Klaus just chuckled. "It's bloody impressive, isn't it? Believe me... no matter how big the houses are, there's bound to be a lot of trouble inside. Probably even more than in a cosy townhouse down town." He reached back for his bag, before opening the door.

You noticed the slight tremble of his hands before he touched the handle, but he had covered it up already when he stood outside. You followed his example. "I don't think I should intrude on this..." It was his reunion with his family, you shouldn't be there... this wasn't your place.

"Please stay, Y/N. Even when it's just in the background?
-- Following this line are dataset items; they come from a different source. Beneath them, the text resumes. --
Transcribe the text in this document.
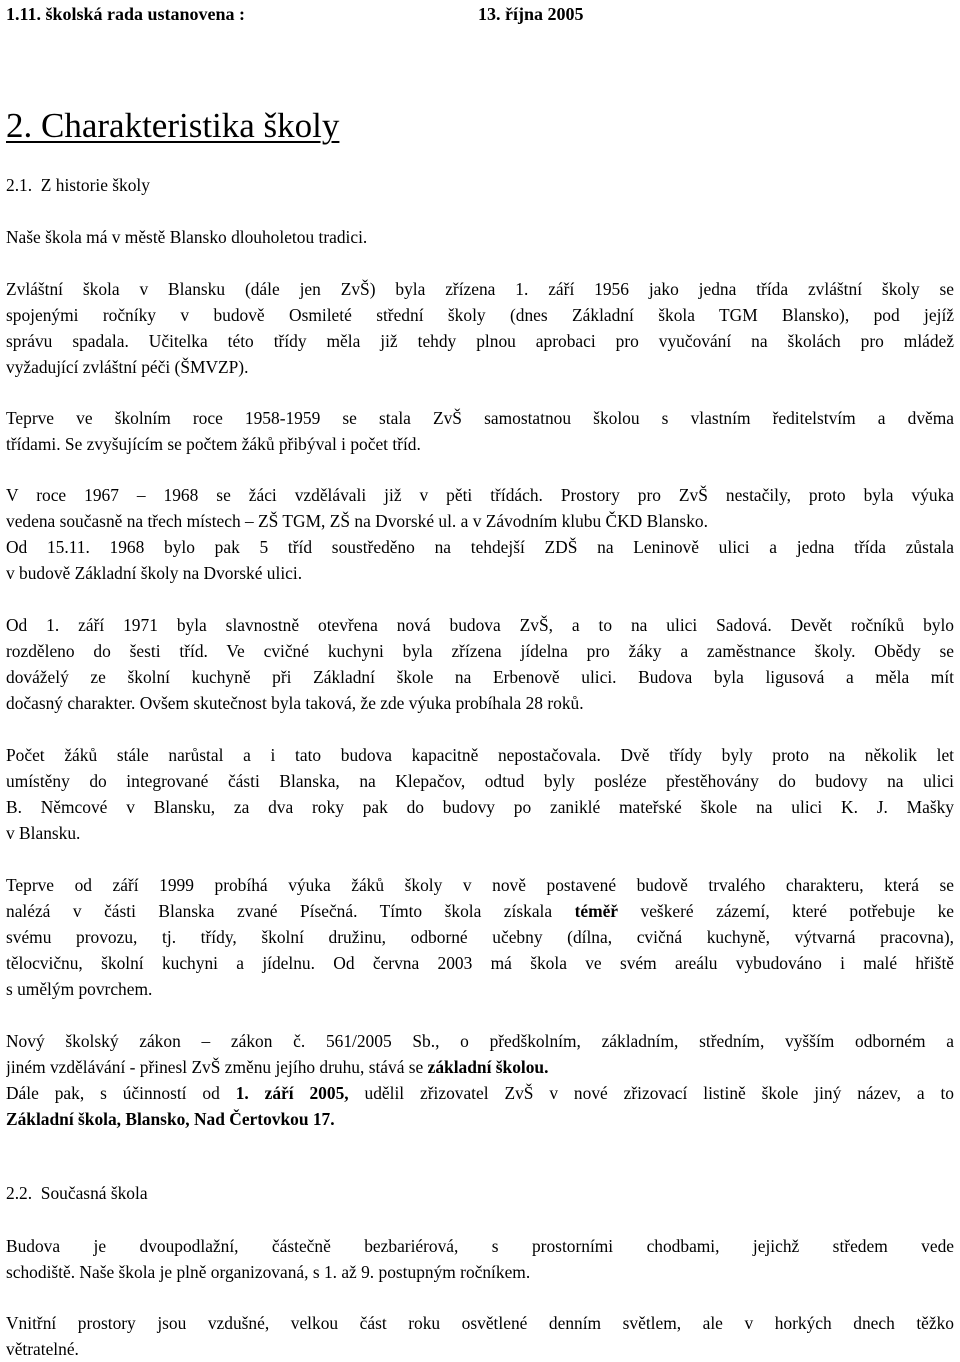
1.11. školská rada ustanovena :	13. října 2005
2. Charakteristika školy
2.1. Z historie školy
Naše škola má v městě Blansko dlouholetou tradici.
Zvláštní škola v Blansku (dále jen ZvŠ) byla zřízena 1. září 1956 jako jedna třída zvláštní školy se
spojenými ročníky v budově Osmileté střední školy (dnes Základní škola TGM Blansko), pod jejíž
správu spadala. Učitelka této třídy měla již tehdy plnou aprobaci pro vyučování na školách pro mládež
vyžadující zvláštní péči (ŠMVZP).
Teprve ve školním roce 1958-1959 se stala ZvŠ samostatnou školou s vlastním ředitelstvím a dvěma
třídami. Se zvyšujícím se počtem žáků přibýval i počet tříd.
V roce 1967 – 1968 se žáci vzdělávali již v pěti třídách. Prostory pro ZvŠ nestačily, proto byla výuka
vedena současně na třech místech – ZŠ TGM, ZŠ na Dvorské ul. a v Závodním klubu ČKD Blansko.
Od 15.11. 1968 bylo pak 5 tříd soustředěno na tehdejší ZDŠ na Leninově ulici a jedna třída zůstala
v budově Základní školy na Dvorské ulici.
Od 1. září 1971 byla slavnostně otevřena nová budova ZvŠ, a to na ulici Sadová. Devět ročníků bylo
rozděleno do šesti tříd. Ve cvičné kuchyni byla zřízena jídelna pro žáky a zaměstnance školy. Obědy se
dováželý ze školní kuchyně při Základní škole na Erbenově ulici. Budova byla ligusová a měla mít
dočasný charakter. Ovšem skutečnost byla taková, že zde výuka probíhala 28 roků.
Počet žáků stále narůstal a i tato budova kapacitně nepostačovala. Dvě třídy byly proto na několik let
umístěny do integrované části Blanska, na Klepačov, odtud byly posléze přestěhovány do budovy na ulici
B. Němcové v Blansku, za dva roky pak do budovy po zaniklé mateřské škole na ulici K. J. Mašky
v Blansku.
Teprve od září 1999 probíhá výuka žáků školy v nově postavené budově trvalého charakteru, která se
nalézá v části Blanska zvané Písečná. Tímto škola získala téměř veškeré zázemí, které potřebuje ke
svému provozu, tj. třídy, školní družinu, odborné učebny (dílna, cvičná kuchyně, výtvarná pracovna),
tělocvičnu, školní kuchyni a jídelnu. Od června 2003 má škola ve svém areálu vybudováno i malé hřiště
s umělým povrchem.
Nový školský zákon – zákon č. 561/2005 Sb., o předškolním, základním, středním, vyšším odborném a
jiném vzdělávání - přinesl ZvŠ změnu jejího druhu, stává se základní školou.
Dále pak, s účinností od 1. září 2005, udělil zřizovatel ZvŠ v nové zřizovací listině škole jiný název, a to
Základní škola, Blansko, Nad Čertovkou 17.
2.2. Současná škola
Budova je dvoupodlažní, částečně bezbariérová, s prostorními chodbami, jejichž středem vede
schodiště. Naše škola je plně organizovaná, s 1. až 9. postupným ročníkem.
Vnitřní prostory jsou vzdušné, velkou část roku osvětlené denním světlem, ale v horkých dnech těžko
větratelné.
I've spoken more to you over the last few years than I have to them, and I'm not even completely sure if they let me in." He slowly started walking towards the impressive front door, and even though you weren't completely sure what to do, you did follow him.

"I'm going to wait here, ok?" You stood a few feet behind him, close enough to be able to see what was going on, far enough for Klaus' family to ignore you, if they chose to do so.

He looked back at you, swallowing and nodding. He probably wasn't even able to say something at this point, so nervous did he look. Then he turned back, straightened his shoulder and rung the doorbell.